'The Keepers' (Ep. 6): An Autopsy And Some Lies

It seems harder and harder to deny that police had lied about certain details in the case of Sister Cathy on episode 6 of Netflix's docu-series. 

By Eric Shorey

Our investigators and the documentarians end up tracking down Edgar Davidson, AKA Uncle Ed, AKA Skippy (maybe?). Edward, significantly aged, denies ever having known Father Maskell. He also denies knowing anything about Sister Cathy's death. Throughout the interview with Davidson it's hard to tell how much he is able remember or how much he is intentionally misleading the filmmakers. Either way, he maintains his innocence and complete ignorance of the events that lead to her death, despite the increasing likelihood of his involvement.

An interview with Detective Gary Childs of the Balitmore Police reveals that Maskell had been interviewed and investigated numerous times throughout the decades that passed since Cathy's death. He maintains that there simply was no evidence (or coverup) that could have lead to his arrest. He says that the investigation is still very much open and underway. Considering the consistent presentation of the Baltimore Police as corrupt, complicit, and incompetent – it's hard to take these claims seriously.

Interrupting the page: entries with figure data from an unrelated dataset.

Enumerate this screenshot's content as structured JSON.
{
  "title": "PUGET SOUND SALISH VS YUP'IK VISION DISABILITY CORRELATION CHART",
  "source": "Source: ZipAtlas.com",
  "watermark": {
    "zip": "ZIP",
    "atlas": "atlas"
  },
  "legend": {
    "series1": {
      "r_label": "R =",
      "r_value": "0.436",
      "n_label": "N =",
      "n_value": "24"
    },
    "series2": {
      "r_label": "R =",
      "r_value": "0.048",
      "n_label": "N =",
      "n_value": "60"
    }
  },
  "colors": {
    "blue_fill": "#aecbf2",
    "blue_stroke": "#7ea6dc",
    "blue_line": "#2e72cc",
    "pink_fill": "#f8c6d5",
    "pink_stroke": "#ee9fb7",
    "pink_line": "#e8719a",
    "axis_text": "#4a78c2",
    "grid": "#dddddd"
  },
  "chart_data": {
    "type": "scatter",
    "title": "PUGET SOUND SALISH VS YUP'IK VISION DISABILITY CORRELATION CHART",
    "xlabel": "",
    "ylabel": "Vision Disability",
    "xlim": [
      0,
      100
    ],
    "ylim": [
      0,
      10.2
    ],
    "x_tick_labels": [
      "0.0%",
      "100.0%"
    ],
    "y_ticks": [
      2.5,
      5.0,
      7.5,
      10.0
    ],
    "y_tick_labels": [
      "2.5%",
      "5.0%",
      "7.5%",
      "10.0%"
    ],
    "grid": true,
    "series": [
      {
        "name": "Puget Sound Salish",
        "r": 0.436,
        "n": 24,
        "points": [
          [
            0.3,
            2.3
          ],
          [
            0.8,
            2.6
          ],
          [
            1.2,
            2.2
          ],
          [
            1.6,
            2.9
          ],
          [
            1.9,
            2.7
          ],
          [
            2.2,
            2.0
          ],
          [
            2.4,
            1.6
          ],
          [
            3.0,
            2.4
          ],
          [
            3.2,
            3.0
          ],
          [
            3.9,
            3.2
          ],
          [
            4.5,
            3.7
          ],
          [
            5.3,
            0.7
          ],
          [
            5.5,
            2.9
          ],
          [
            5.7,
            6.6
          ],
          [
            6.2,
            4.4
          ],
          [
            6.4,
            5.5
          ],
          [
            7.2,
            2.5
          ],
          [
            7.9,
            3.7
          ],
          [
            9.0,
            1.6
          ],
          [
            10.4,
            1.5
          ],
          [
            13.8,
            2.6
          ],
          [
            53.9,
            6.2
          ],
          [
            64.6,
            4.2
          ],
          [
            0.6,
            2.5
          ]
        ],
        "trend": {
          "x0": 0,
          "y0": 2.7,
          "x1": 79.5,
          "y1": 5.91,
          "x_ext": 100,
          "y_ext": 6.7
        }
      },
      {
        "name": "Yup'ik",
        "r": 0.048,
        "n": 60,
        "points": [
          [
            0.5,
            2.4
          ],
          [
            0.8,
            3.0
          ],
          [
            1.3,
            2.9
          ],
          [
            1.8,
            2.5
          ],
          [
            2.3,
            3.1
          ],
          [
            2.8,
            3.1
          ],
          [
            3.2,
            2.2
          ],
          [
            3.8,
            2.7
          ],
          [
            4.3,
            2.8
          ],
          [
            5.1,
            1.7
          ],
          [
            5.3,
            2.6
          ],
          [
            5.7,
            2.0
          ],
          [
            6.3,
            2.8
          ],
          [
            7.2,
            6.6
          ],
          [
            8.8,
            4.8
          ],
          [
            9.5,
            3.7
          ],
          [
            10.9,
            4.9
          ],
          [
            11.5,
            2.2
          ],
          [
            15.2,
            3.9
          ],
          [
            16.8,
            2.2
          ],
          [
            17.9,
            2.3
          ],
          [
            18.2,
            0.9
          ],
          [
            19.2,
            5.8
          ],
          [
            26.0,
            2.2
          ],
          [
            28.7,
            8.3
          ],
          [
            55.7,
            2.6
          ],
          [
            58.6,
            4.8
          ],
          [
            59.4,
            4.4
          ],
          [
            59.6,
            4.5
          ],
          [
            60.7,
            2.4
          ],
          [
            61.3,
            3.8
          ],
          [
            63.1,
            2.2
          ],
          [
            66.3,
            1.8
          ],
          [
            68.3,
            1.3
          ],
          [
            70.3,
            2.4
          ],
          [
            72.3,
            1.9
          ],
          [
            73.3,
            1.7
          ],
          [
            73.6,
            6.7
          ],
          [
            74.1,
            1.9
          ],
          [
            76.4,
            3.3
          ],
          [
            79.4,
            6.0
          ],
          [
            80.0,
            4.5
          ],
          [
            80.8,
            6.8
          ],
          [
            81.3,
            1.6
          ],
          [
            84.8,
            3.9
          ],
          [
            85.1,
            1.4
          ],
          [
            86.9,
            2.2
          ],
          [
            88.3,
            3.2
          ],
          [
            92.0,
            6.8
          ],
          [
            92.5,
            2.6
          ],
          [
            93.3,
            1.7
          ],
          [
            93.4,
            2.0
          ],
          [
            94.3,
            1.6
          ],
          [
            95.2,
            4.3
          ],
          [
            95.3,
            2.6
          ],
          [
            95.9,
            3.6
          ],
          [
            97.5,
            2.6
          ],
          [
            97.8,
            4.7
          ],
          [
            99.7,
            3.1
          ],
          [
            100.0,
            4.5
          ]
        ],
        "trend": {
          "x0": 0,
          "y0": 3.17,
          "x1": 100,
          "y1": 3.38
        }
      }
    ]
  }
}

Suspicions are raised about Gerry Koob – who, if you remember, had a passionate and unrequited love for Cathy. Koob has a pretty decent alibi (he's even got the movie ticket stubs to prove it) but his presence at Cathy's house after she was reported missing continues to raise eyebrows.

A letter of Cathy's (written slightly before her death) in which she proclaims her love for (and desire to have children with) Koob is discovered. Did Koob know about the sexual abuse going on at the school? Was Cathy admitting something because she knew she was at the end of her life?

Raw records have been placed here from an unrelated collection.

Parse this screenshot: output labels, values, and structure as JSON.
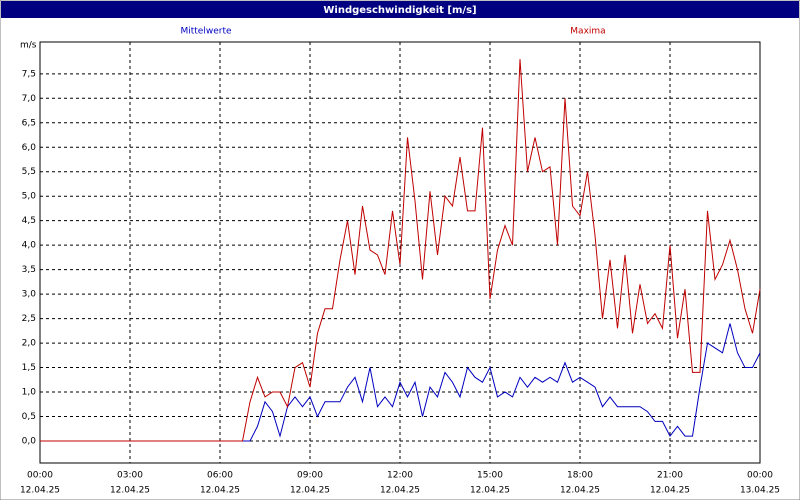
{
  "chart_data": {
    "type": "line",
    "title": "Windgeschwindigkeit [m/s]",
    "y_unit": "m/s",
    "x": [
      0,
      6.75,
      7,
      7.25,
      7.5,
      7.75,
      8,
      8.25,
      8.5,
      8.75,
      9,
      9.25,
      9.5,
      9.75,
      10,
      10.25,
      10.5,
      10.75,
      11,
      11.25,
      11.5,
      11.75,
      12,
      12.25,
      12.5,
      12.75,
      13,
      13.25,
      13.5,
      13.75,
      14,
      14.25,
      14.5,
      14.75,
      15,
      15.25,
      15.5,
      15.75,
      16,
      16.25,
      16.5,
      16.75,
      17,
      17.25,
      17.5,
      17.75,
      18,
      18.25,
      18.5,
      18.75,
      19,
      19.25,
      19.5,
      19.75,
      20,
      20.25,
      20.5,
      20.75,
      21,
      21.25,
      21.5,
      21.75,
      22,
      22.25,
      22.5,
      22.75,
      23,
      23.25,
      23.5,
      23.75,
      24
    ],
    "series": [
      {
        "name": "Mittelwerte",
        "color": "#0000c0",
        "values": [
          0,
          0,
          0,
          0.3,
          0.8,
          0.6,
          0.1,
          0.7,
          0.9,
          0.7,
          0.9,
          0.5,
          0.8,
          0.8,
          0.8,
          1.1,
          1.3,
          0.8,
          1.5,
          0.7,
          0.9,
          0.7,
          1.2,
          0.9,
          1.2,
          0.5,
          1.1,
          0.9,
          1.4,
          1.2,
          0.9,
          1.5,
          1.3,
          1.2,
          1.5,
          0.9,
          1.0,
          0.9,
          1.3,
          1.1,
          1.3,
          1.2,
          1.3,
          1.2,
          1.6,
          1.2,
          1.3,
          1.2,
          1.1,
          0.7,
          0.9,
          0.7,
          0.7,
          0.7,
          0.7,
          0.6,
          0.4,
          0.4,
          0.1,
          0.3,
          0.1,
          0.1,
          1.1,
          2.0,
          1.9,
          1.8,
          2.4,
          1.8,
          1.5,
          1.5,
          1.8
        ]
      },
      {
        "name": "Maxima",
        "color": "#c00000",
        "values": [
          0,
          0,
          0.8,
          1.3,
          0.9,
          1.0,
          1.0,
          0.7,
          1.5,
          1.6,
          1.1,
          2.2,
          2.7,
          2.7,
          3.7,
          4.5,
          3.4,
          4.8,
          3.9,
          3.8,
          3.4,
          4.7,
          3.6,
          6.2,
          4.9,
          3.3,
          5.1,
          3.8,
          5.0,
          4.8,
          5.8,
          4.7,
          4.7,
          6.4,
          2.9,
          3.9,
          4.4,
          4.0,
          7.8,
          5.5,
          6.2,
          5.5,
          5.6,
          4.0,
          7.0,
          4.8,
          4.6,
          5.5,
          4.2,
          2.5,
          3.7,
          2.3,
          3.8,
          2.2,
          3.2,
          2.4,
          2.6,
          2.3,
          4.0,
          2.1,
          3.1,
          1.4,
          1.4,
          4.7,
          3.3,
          3.6,
          4.1,
          3.5,
          2.7,
          2.2,
          3.1
        ]
      }
    ],
    "xlim": [
      0,
      24
    ],
    "xticks": [
      {
        "value": 0,
        "label": "00:00",
        "date": "12.04.25"
      },
      {
        "value": 3,
        "label": "03:00",
        "date": "12.04.25"
      },
      {
        "value": 6,
        "label": "06:00",
        "date": "12.04.25"
      },
      {
        "value": 9,
        "label": "09:00",
        "date": "12.04.25"
      },
      {
        "value": 12,
        "label": "12:00",
        "date": "12.04.25"
      },
      {
        "value": 15,
        "label": "15:00",
        "date": "12.04.25"
      },
      {
        "value": 18,
        "label": "18:00",
        "date": "12.04.25"
      },
      {
        "value": 21,
        "label": "21:00",
        "date": "12.04.25"
      },
      {
        "value": 24,
        "label": "00:00",
        "date": "13.04.25"
      }
    ],
    "ylim": [
      -0.45,
      8.15
    ],
    "yticks": [
      {
        "value": 0,
        "label": "0,0"
      },
      {
        "value": 0.5,
        "label": "0,5"
      },
      {
        "value": 1,
        "label": "1,0"
      },
      {
        "value": 1.5,
        "label": "1,5"
      },
      {
        "value": 2,
        "label": "2,0"
      },
      {
        "value": 2.5,
        "label": "2,5"
      },
      {
        "value": 3,
        "label": "3,0"
      },
      {
        "value": 3.5,
        "label": "3,5"
      },
      {
        "value": 4,
        "label": "4,0"
      },
      {
        "value": 4.5,
        "label": "4,5"
      },
      {
        "value": 5,
        "label": "5,0"
      },
      {
        "value": 5.5,
        "label": "5,5"
      },
      {
        "value": 6,
        "label": "6,0"
      },
      {
        "value": 6.5,
        "label": "6,5"
      },
      {
        "value": 7,
        "label": "7,0"
      },
      {
        "value": 7.5,
        "label": "7,5"
      }
    ],
    "grid": true
  }
}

Koob says that he faced significant intimidation from police and detectives, who allegedly presented him with literal parts of Cathy's body to stress the important of their investigation. Detectives assigned to the investigation deny this claim.

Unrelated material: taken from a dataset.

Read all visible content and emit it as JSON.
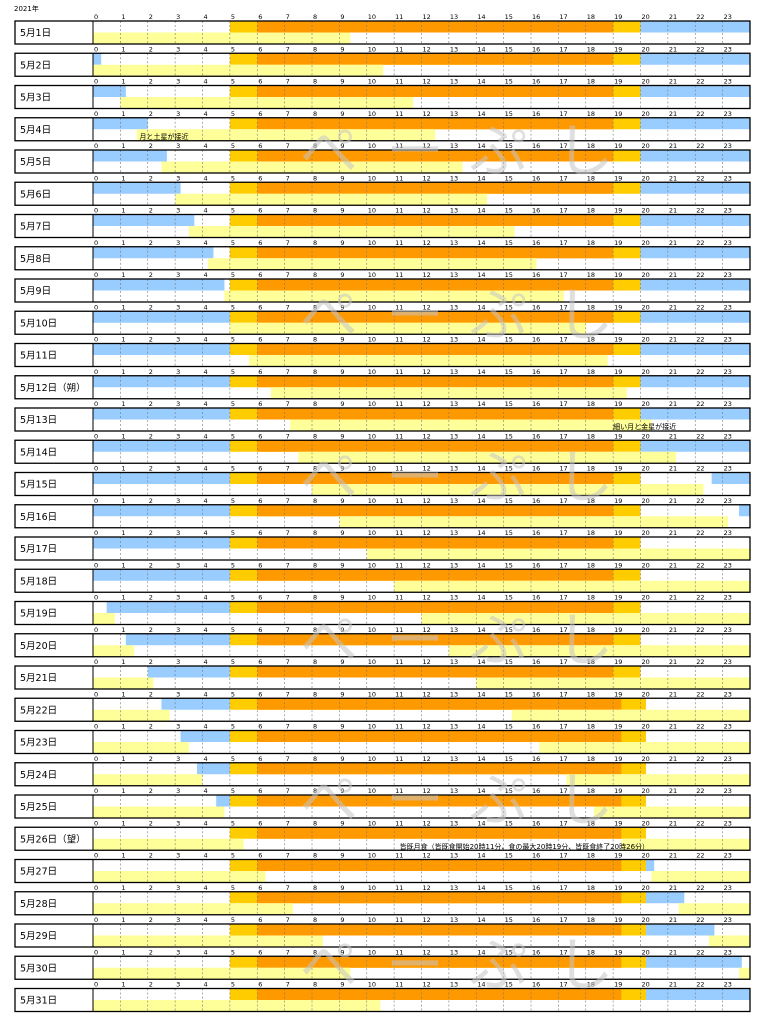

Doubts about Cathy's roommate, Sister Russell, are raised as well. Did she know about the sexual abuse at the school? Was she intimidated into silence until she died of cancer, many years later?

Deeper research reveals that numerous important police documents related to Maskell are conspicuously missing. It's hard not to think the conspiracies run deeper than law enforcement and detectives admit. In fact, it seems like numerous Baltimore priests who had been accused of sexual abuse had never been convicted. Is it a lack of evidence or is something rotten beneath the guise of justice?

Amongst the missing evidence is a letter received by Cathy's sister, Marilyn, which arrived shortly after Cathy had gone missing – in Cathy's handwriting. Marilyn dutifully turned over the letter to the police before opening it, knowing it could be crucial to solving the crime. She says that she had attempted to retrieve the letter but it was at first kept as evidence, and later “lost.”

A key piece of Jane Doe's testimony comes under more scrutiny as well: Doe maintains that when Maskell took her to see Cathy's body as an intimidation tactic, she saw maggots on the corpse's face. Numerous policemen had summarily dismissed Doe's testimony as fanciful and incorrect, saying that maggots wouldn't have been present at that time of year. Autopsy reports from Cathy's death directly contradict the police – of course. One expert describes the presence of maggots as “indisputable.”

The police, it seems, have been lying.